Добавить в цитаты Настройки чтения

Страница 8 из 16

Выбрался, упал спиной на ворох листьев, открыл глаза.

Снова темно. Звезды колючие, шипастые, смотрят сверху вниз, насмехаются. Ну что ж, он тоже посмотрит. На лощину, на свою остывшую, уже кажется подзажившую изнанку.

Ничего в нем, вроде бы, и не изменилось. Разве что рана на шее зажила, словно ее и не было. Та самая рана, что не оставляет живому никакой надежды. А не-живому?

Григорий вдохнул полной грудью холодный туманный воздух. Вдохнуть получилось. И воздух в легких он почувствовал. А запахи лощины так и вовсе ощущал с небывалой яркостью. Вот лисий след еще не остыл, а там в валежнике на дне оврага у нее нора. Лиса старая и больная. До следующей зимы не доживет. А вот тянет дымком. Палят дрова из липы. Те самые, что он по просьбе Шуры наколол третьего дня.

И темнота не кромешная, а словно бы сквозь тончайшую кисею. Видится все хорошо, только слегка размыто по краям. Был бы он котом, не удивился бы этакой зоркости, но ведь не кот же. Не кот, а кто же тогда?

Григорий встал на ноги, прислушался. Сердце билось. Это он точно знал. Билось, но как-то… редко. И дышал он редко, раз пять в минуту, наверное. А со стороны усадьбы доносились звуки музыки. Кто-то с детской самоуверенностью терзал пианино. Усадьба далеко, а пианино слышно, словно бы играют на нем в ближайшем овраге.

Вот такие с ним произошли метаморфозы. Вот таким он выбрался из своей могилы. Вроде бы и живым, но не совсем. Вроде бы и человеком, но не до конца. Разобраться следовало с самым главным. Хоть и страшно, хоть и не хочется.

Григорий сделал над собой усилие, заглянул не в дальние дали, а внутрь себя. Заглянул, как в омут ледяной нырнул, даже дыхание затаил. Он искал голод и лютую нечеловеческую злость.

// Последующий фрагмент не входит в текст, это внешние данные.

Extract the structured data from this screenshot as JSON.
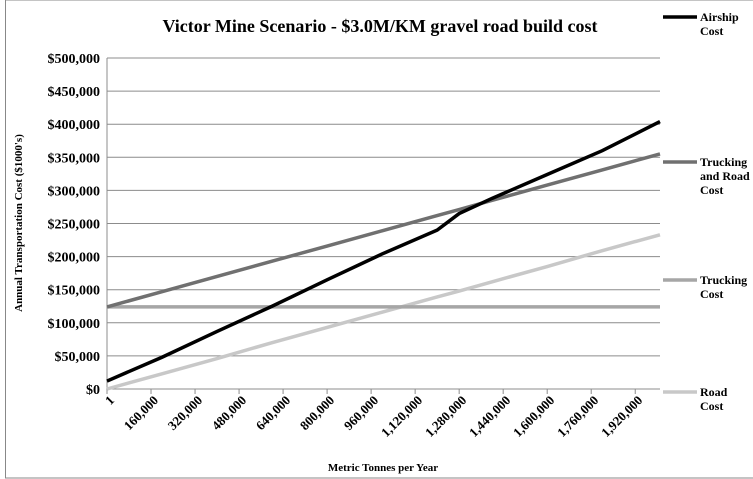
{
  "chart_data": {
    "type": "line",
    "title": "Victor Mine Scenario - $3.0M/KM gravel road build cost",
    "x_label": "Metric Tonnes per Year",
    "y_label": "Annual Transportation Cost ($1000's)",
    "x": [
      1,
      200000,
      400000,
      600000,
      800000,
      1000000,
      1200000,
      1280000,
      1400000,
      1600000,
      1800000,
      2010000
    ],
    "series": [
      {
        "name": "Airship Cost",
        "color": "#000000",
        "values": [
          12000,
          48000,
          87000,
          125000,
          165000,
          204000,
          240000,
          265000,
          288000,
          324000,
          360000,
          404000
        ]
      },
      {
        "name": "Trucking and Road Cost",
        "color": "#707070",
        "values": [
          124000,
          147000,
          170000,
          193000,
          216000,
          239000,
          262000,
          271000,
          285000,
          308000,
          331000,
          355000
        ]
      },
      {
        "name": "Trucking Cost",
        "color": "#a6a6a6",
        "values": [
          124000,
          124000,
          124000,
          124000,
          124000,
          124000,
          124000,
          124000,
          124000,
          124000,
          124000,
          124000
        ]
      },
      {
        "name": "Road Cost",
        "color": "#c8c8c8",
        "values": [
          0,
          23000,
          46000,
          70000,
          93000,
          116000,
          139000,
          148000,
          162000,
          185000,
          209000,
          233000
        ]
      }
    ],
    "xlim": [
      1,
      2010000
    ],
    "xticks": [
      1,
      {
        "value": 160000,
        "label": "160,000"
      },
      {
        "value": 320000,
        "label": "320,000"
      },
      {
        "value": 480000,
        "label": "480,000"
      },
      {
        "value": 640000,
        "label": "640,000"
      },
      {
        "value": 800000,
        "label": "800,000"
      },
      {
        "value": 960000,
        "label": "960,000"
      },
      {
        "value": 1120000,
        "label": "1,120,000"
      },
      {
        "value": 1280000,
        "label": "1,280,000"
      },
      {
        "value": 1440000,
        "label": "1,440,000"
      },
      {
        "value": 1600000,
        "label": "1,600,000"
      },
      {
        "value": 1760000,
        "label": "1,760,000"
      },
      {
        "value": 1920000,
        "label": "1,920,000"
      }
    ],
    "ylim": [
      0,
      500000
    ],
    "yticks": [
      {
        "value": 0,
        "label": "$0"
      },
      {
        "value": 50000,
        "label": "$50,000"
      },
      {
        "value": 100000,
        "label": "$100,000"
      },
      {
        "value": 150000,
        "label": "$150,000"
      },
      {
        "value": 200000,
        "label": "$200,000"
      },
      {
        "value": 250000,
        "label": "$250,000"
      },
      {
        "value": 300000,
        "label": "$300,000"
      },
      {
        "value": 350000,
        "label": "$350,000"
      },
      {
        "value": 400000,
        "label": "$400,000"
      },
      {
        "value": 450000,
        "label": "$450,000"
      },
      {
        "value": 500000,
        "label": "$500,000"
      }
    ],
    "grid": true,
    "legend": "right"
  }
}
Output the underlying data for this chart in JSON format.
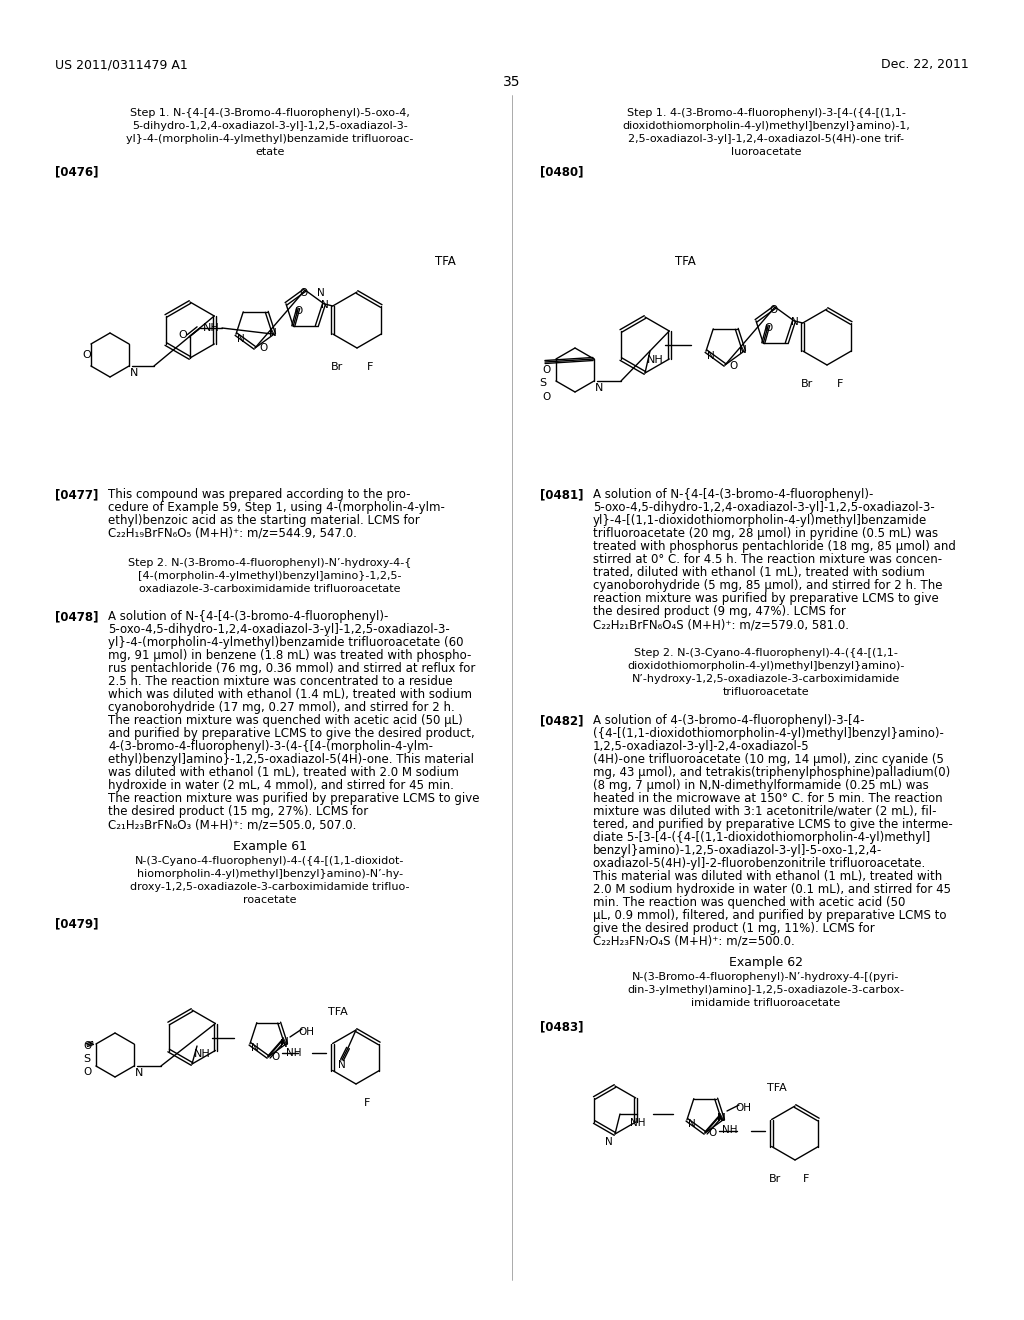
{
  "background": "#ffffff",
  "header_left": "US 2011/0311479 A1",
  "header_right": "Dec. 22, 2011",
  "page_number": "35"
}
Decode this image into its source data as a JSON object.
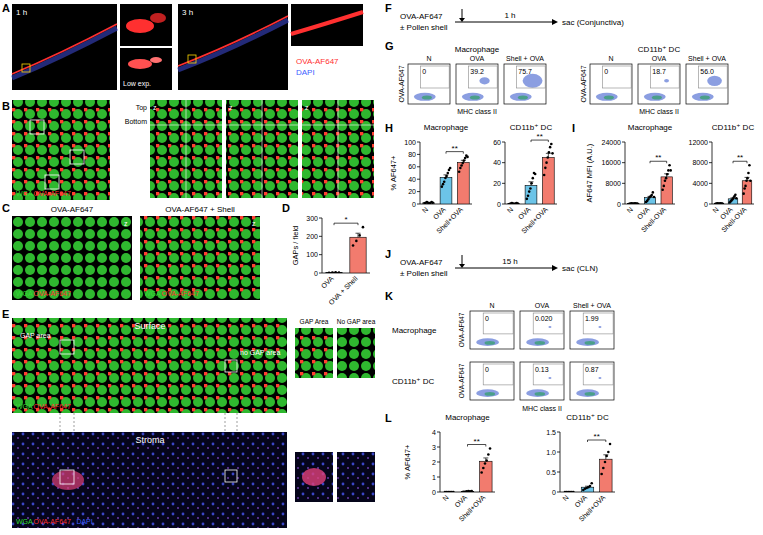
{
  "figure": {
    "panel_labels": [
      "A",
      "B",
      "C",
      "D",
      "E",
      "F",
      "G",
      "H",
      "I",
      "J",
      "K",
      "L"
    ],
    "A": {
      "time_labels": [
        "1 h",
        "3 h"
      ],
      "inset_label": "Low exp.",
      "legend": [
        {
          "text": "OVA-AF647",
          "color": "#ff3030"
        },
        {
          "text": "DAPI",
          "color": "#4060ff"
        }
      ]
    },
    "B": {
      "legend": [
        {
          "text": "WGA",
          "color": "#33dd33"
        },
        {
          "text": "OVA-AF647",
          "color": "#ff3030"
        }
      ],
      "z_label": "z",
      "top_label": "Top",
      "bottom_label": "Bottom"
    },
    "C": {
      "titles": [
        "OVA-AF647",
        "OVA-AF647 + Shell"
      ],
      "legend": [
        {
          "text": "WGA",
          "color": "#33dd33"
        },
        {
          "text": "OVA-AF647",
          "color": "#ff3030"
        }
      ],
      "z_label": "z"
    },
    "E": {
      "row_labels": [
        "Surface",
        "Stroma"
      ],
      "region_labels": [
        "GAP area",
        "no GAP area"
      ],
      "inset_titles": [
        "GAP Area",
        "No GAP area"
      ],
      "surface_legend": [
        {
          "text": "WGA",
          "color": "#33dd33"
        },
        {
          "text": "OVA-AF647",
          "color": "#ff3030"
        }
      ],
      "stroma_legend": [
        {
          "text": "WGA",
          "color": "#33dd33"
        },
        {
          "text": "OVA-AF647",
          "color": "#ff3030"
        },
        {
          "text": "DAPI",
          "color": "#4060ff"
        }
      ]
    },
    "F": {
      "treatment": [
        "OVA-AF647",
        "± Pollen shell"
      ],
      "time": "1 h",
      "endpoint": "sac (Conjunctiva)"
    },
    "G": {
      "cell_types": [
        "Macrophage",
        "CD11b⁺ DC"
      ],
      "conditions": [
        "N",
        "OVA",
        "Shell + OVA"
      ],
      "gate_labels": [
        [
          "0",
          "39.2",
          "75.7"
        ],
        [
          "0",
          "18.7",
          "56.0"
        ]
      ],
      "y_label": "OVA-AF647",
      "x_label": "MHC class II"
    },
    "J": {
      "treatment": [
        "OVA-AF647",
        "± Pollen shell"
      ],
      "time": "15 h",
      "endpoint": "sac (CLN)"
    },
    "K": {
      "cell_types": [
        "Macrophage",
        "CD11b⁺ DC"
      ],
      "conditions": [
        "N",
        "OVA",
        "Shell + OVA"
      ],
      "gate_labels": [
        [
          "0",
          "0.020",
          "1.99"
        ],
        [
          "0",
          "0.13",
          "0.87"
        ]
      ],
      "y_label": "OVA-AF647",
      "x_label": "MHC class II"
    }
  },
  "chart_data": [
    {
      "type": "bar",
      "y_label": "GAPs / field",
      "categories": [
        "OVA",
        "OVA + Shell"
      ],
      "values": [
        3,
        195
      ],
      "errors": [
        1,
        22
      ],
      "points": [
        [
          1,
          2,
          4,
          3
        ],
        [
          150,
          175,
          205,
          250
        ]
      ],
      "colors": [
        "#6cc4e8",
        "#f27b6e"
      ],
      "ylim": [
        0,
        300
      ],
      "yticks": [
        0,
        100,
        200,
        300
      ],
      "annotations": [
        {
          "text": "*",
          "from": "OVA",
          "to": "OVA + Shell"
        }
      ]
    },
    {
      "type": "bar",
      "title": "Macrophage",
      "y_label": "% AF647+",
      "categories": [
        "N",
        "OVA",
        "Shell+OVA"
      ],
      "values": [
        2,
        43,
        67
      ],
      "errors": [
        0.3,
        4,
        3.5
      ],
      "points": [
        [
          1,
          2,
          3,
          2,
          1,
          2,
          3,
          2
        ],
        [
          28,
          32,
          36,
          42,
          45,
          50,
          55,
          58
        ],
        [
          52,
          58,
          62,
          66,
          70,
          74,
          78,
          76
        ]
      ],
      "colors": [
        "#e8e8e8",
        "#6cc4e8",
        "#f27b6e"
      ],
      "ylim": [
        0,
        100
      ],
      "yticks": [
        0,
        20,
        40,
        60,
        80,
        100
      ],
      "annotations": [
        {
          "text": "**",
          "from": "OVA",
          "to": "Shell+OVA"
        }
      ]
    },
    {
      "type": "bar",
      "title": "CD11b⁺ DC",
      "categories": [
        "N",
        "OVA",
        "Shell+OVA"
      ],
      "values": [
        0.5,
        18,
        45
      ],
      "errors": [
        0.15,
        3.5,
        4
      ],
      "points": [
        [
          0,
          0.5,
          1,
          0.5,
          0,
          0.5,
          1,
          0.5
        ],
        [
          5,
          8,
          12,
          15,
          20,
          25,
          30,
          29
        ],
        [
          28,
          35,
          40,
          45,
          50,
          55,
          58,
          49
        ]
      ],
      "colors": [
        "#e8e8e8",
        "#6cc4e8",
        "#f27b6e"
      ],
      "ylim": [
        0,
        60
      ],
      "yticks": [
        0,
        20,
        40,
        60
      ],
      "annotations": [
        {
          "text": "**",
          "from": "OVA",
          "to": "Shell+OVA"
        }
      ]
    },
    {
      "type": "bar",
      "title": "Macrophage",
      "y_label": "AF647 MFI (A.U.)",
      "categories": [
        "N",
        "OVA",
        "Shell-OVA"
      ],
      "values": [
        200,
        2500,
        10500
      ],
      "errors": [
        25,
        450,
        1200
      ],
      "points": [
        [
          100,
          200,
          300,
          200,
          150,
          250,
          200,
          200
        ],
        [
          800,
          1200,
          1800,
          2500,
          3000,
          3500,
          4500,
          2700
        ],
        [
          5500,
          7000,
          9000,
          10000,
          11500,
          13000,
          15000,
          13000
        ]
      ],
      "colors": [
        "#e8e8e8",
        "#6cc4e8",
        "#f27b6e"
      ],
      "ylim": [
        0,
        24000
      ],
      "yticks": [
        0,
        8000,
        16000,
        24000
      ],
      "annotations": [
        {
          "text": "**",
          "from": "OVA",
          "to": "Shell-OVA"
        }
      ]
    },
    {
      "type": "bar",
      "title": "CD11b⁺ DC",
      "categories": [
        "N",
        "OVA",
        "Shell-OVA"
      ],
      "values": [
        100,
        1000,
        4500
      ],
      "errors": [
        12,
        180,
        650
      ],
      "points": [
        [
          50,
          100,
          150,
          100,
          80,
          120,
          100,
          100
        ],
        [
          300,
          500,
          700,
          900,
          1200,
          1500,
          1800,
          1100
        ],
        [
          2000,
          3000,
          3500,
          4500,
          5000,
          6000,
          7500,
          4500
        ]
      ],
      "colors": [
        "#e8e8e8",
        "#6cc4e8",
        "#f27b6e"
      ],
      "ylim": [
        0,
        12000
      ],
      "yticks": [
        0,
        4000,
        8000,
        12000
      ],
      "annotations": [
        {
          "text": "**",
          "from": "OVA",
          "to": "Shell-OVA"
        }
      ]
    },
    {
      "type": "bar",
      "title": "Macrophage",
      "y_label": "% AF647+",
      "categories": [
        "N",
        "OVA",
        "Shell+OVA"
      ],
      "values": [
        0,
        0.04,
        2.05
      ],
      "errors": [
        0,
        0.01,
        0.22
      ],
      "points": [
        [
          0,
          0,
          0,
          0,
          0,
          0
        ],
        [
          0.01,
          0.02,
          0.05,
          0.06,
          0.04,
          0.06
        ],
        [
          1.3,
          1.6,
          1.9,
          2.1,
          2.5,
          2.9
        ]
      ],
      "colors": [
        "#e8e8e8",
        "#6cc4e8",
        "#f27b6e"
      ],
      "ylim": [
        0,
        4
      ],
      "yticks": [
        0,
        1,
        2,
        3,
        4
      ],
      "annotations": [
        {
          "text": "**",
          "from": "OVA",
          "to": "Shell+OVA"
        }
      ]
    },
    {
      "type": "bar",
      "title": "CD11b⁺ DC",
      "categories": [
        "N",
        "OVA",
        "Shell+OVA"
      ],
      "values": [
        0,
        0.12,
        0.82
      ],
      "errors": [
        0,
        0.025,
        0.11
      ],
      "points": [
        [
          0,
          0,
          0,
          0,
          0,
          0
        ],
        [
          0.05,
          0.08,
          0.1,
          0.12,
          0.15,
          0.22
        ],
        [
          0.45,
          0.6,
          0.75,
          0.9,
          1.0,
          1.2
        ]
      ],
      "colors": [
        "#e8e8e8",
        "#6cc4e8",
        "#f27b6e"
      ],
      "ylim": [
        0,
        1.5
      ],
      "yticks": [
        0,
        0.5,
        {
          "value": 1,
          "label": "1.0"
        },
        1.5
      ],
      "annotations": [
        {
          "text": "**",
          "from": "OVA",
          "to": "Shell+OVA"
        }
      ]
    }
  ]
}
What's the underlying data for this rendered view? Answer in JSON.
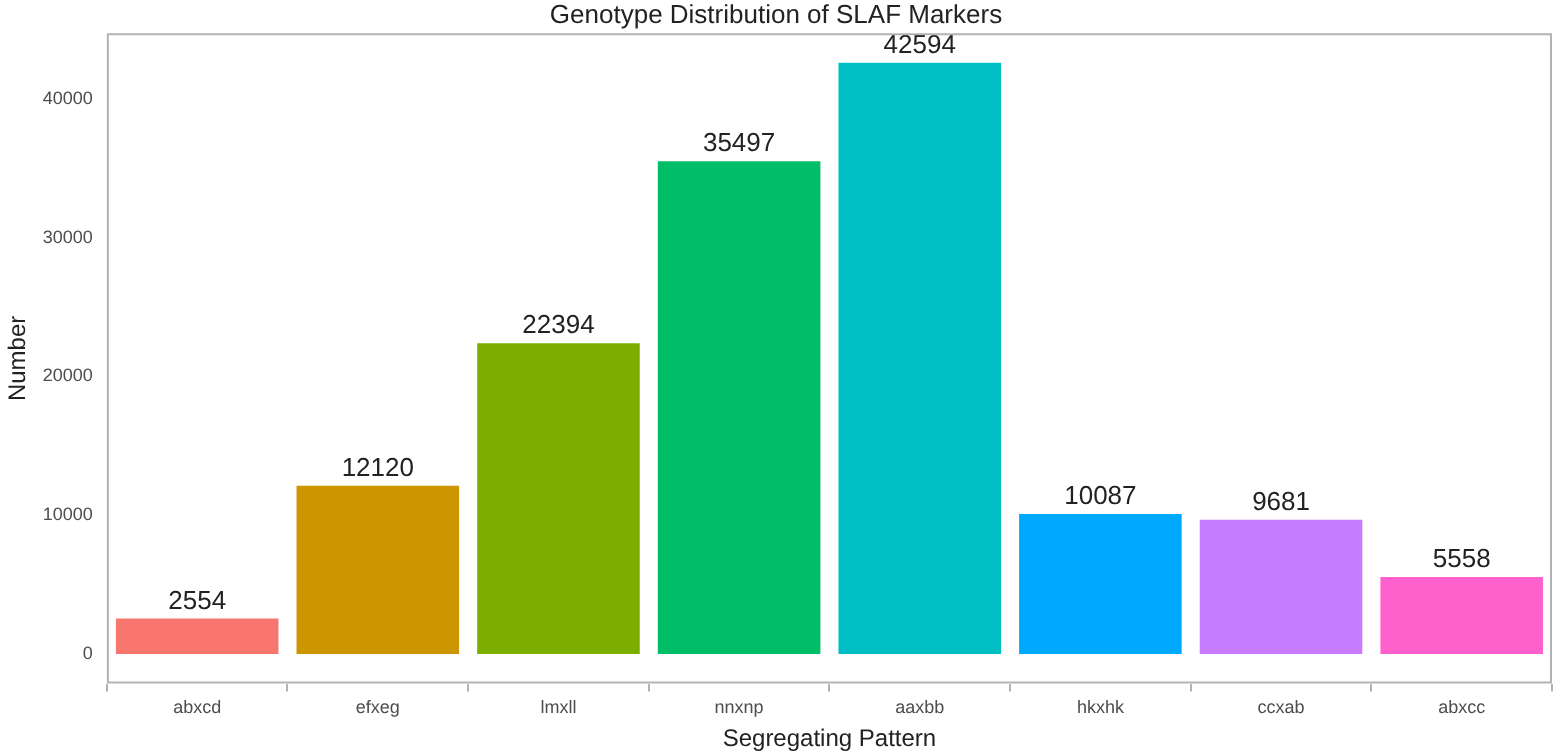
{
  "chart_data": {
    "type": "bar",
    "title": "Genotype Distribution of SLAF Markers",
    "xlabel": "Segregating Pattern",
    "ylabel": "Number",
    "categories": [
      "abxcd",
      "efxeg",
      "lmxll",
      "nnxnp",
      "aaxbb",
      "hkxhk",
      "ccxab",
      "abxcc"
    ],
    "values": [
      2554,
      12120,
      22394,
      35497,
      42594,
      10087,
      9681,
      5558
    ],
    "colors": [
      "#f8766d",
      "#cd9600",
      "#7cae00",
      "#00be67",
      "#00bfc4",
      "#00a9ff",
      "#c77cff",
      "#ff61cc"
    ],
    "ylim": [
      -2130,
      44724
    ],
    "yticks": [
      0,
      10000,
      20000,
      30000,
      40000
    ],
    "grid": false,
    "legend": false,
    "data_labels": true
  }
}
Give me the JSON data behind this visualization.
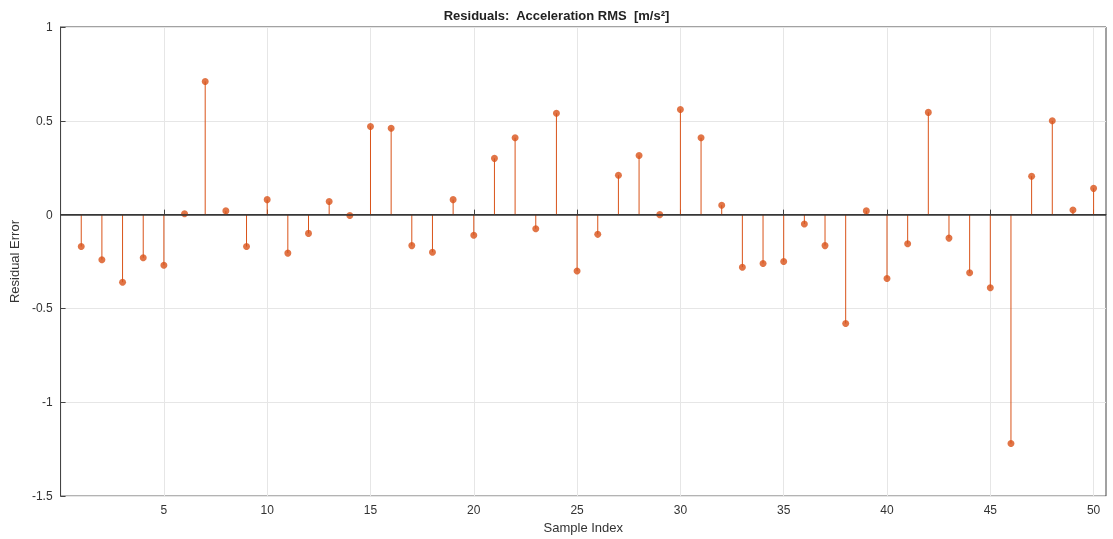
{
  "chart_data": {
    "type": "lollipop",
    "title": "Residuals:  Acceleration RMS  [m/s²]",
    "xlabel": "Sample Index",
    "ylabel": "Residual Error",
    "x": [
      1,
      2,
      3,
      4,
      5,
      6,
      7,
      8,
      9,
      10,
      11,
      12,
      13,
      14,
      15,
      16,
      17,
      18,
      19,
      20,
      21,
      22,
      23,
      24,
      25,
      26,
      27,
      28,
      29,
      30,
      31,
      32,
      33,
      34,
      35,
      36,
      37,
      38,
      39,
      40,
      41,
      42,
      43,
      44,
      45,
      46,
      47,
      48,
      49,
      50
    ],
    "series": [
      {
        "color": "#d95319",
        "values": [
          -0.17,
          -0.24,
          -0.36,
          -0.23,
          -0.27,
          0.005,
          0.71,
          0.02,
          -0.17,
          0.08,
          -0.205,
          -0.1,
          0.07,
          -0.005,
          0.47,
          0.46,
          -0.165,
          -0.2,
          0.08,
          -0.11,
          0.3,
          0.41,
          -0.075,
          0.54,
          -0.3,
          -0.105,
          0.21,
          0.315,
          0,
          0.56,
          0.41,
          0.05,
          -0.28,
          -0.26,
          -0.25,
          -0.05,
          -0.165,
          -0.58,
          0.02,
          -0.34,
          -0.155,
          0.545,
          -0.125,
          -0.31,
          -0.39,
          -1.22,
          0.205,
          0.5,
          0.025,
          0.14
        ]
      }
    ],
    "xlim": [
      0,
      50.6
    ],
    "xticks": [
      5,
      10,
      15,
      20,
      25,
      30,
      35,
      40,
      45,
      50
    ],
    "ylim": [
      -1.5,
      1
    ],
    "yticks": [
      -1.5,
      -1,
      -0.5,
      0,
      0.5,
      1
    ],
    "ref_lines": [
      {
        "axis": "y",
        "value": 0,
        "color": "#333333"
      }
    ],
    "grid": true,
    "marker": "circle"
  }
}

Голод был, тянуло под ложечкой. Но с этим еще предстояло разобраться. Может поймет, как увидит кого живого. Если захочется в горло впиться, все – пиши пропало. А если не захочется, считай – повезло, считай – сработал фарт. Ненависти не было. Даже к тете Оле. Что было, с тем еще тоже предстояло разобраться. Обида – вероятно. Злость – вполне вероятно. Страх – да как же без него!

Боялся ли Григорий того, что случилось? Боялся ли того, кем стал? Боялся! До дрожи в коленках. Хотя, сказать по правде, коленки не дрожали. И силу в себе он ощущал недюжинную, молодецкую такую силушку. Не ныли мышцы, не болели раны. Да и не было больше ран. Как это он забыл!

В кармане пальто нашелся черствый кусочек хлеба. Шура подкладывала каждому из них: и пацанам, и Григорию. На словах жалеть не умела, не получалось у нее на словах, так она вот так… по-простому. Хлеб в карман – это ли не жалость в голодное время?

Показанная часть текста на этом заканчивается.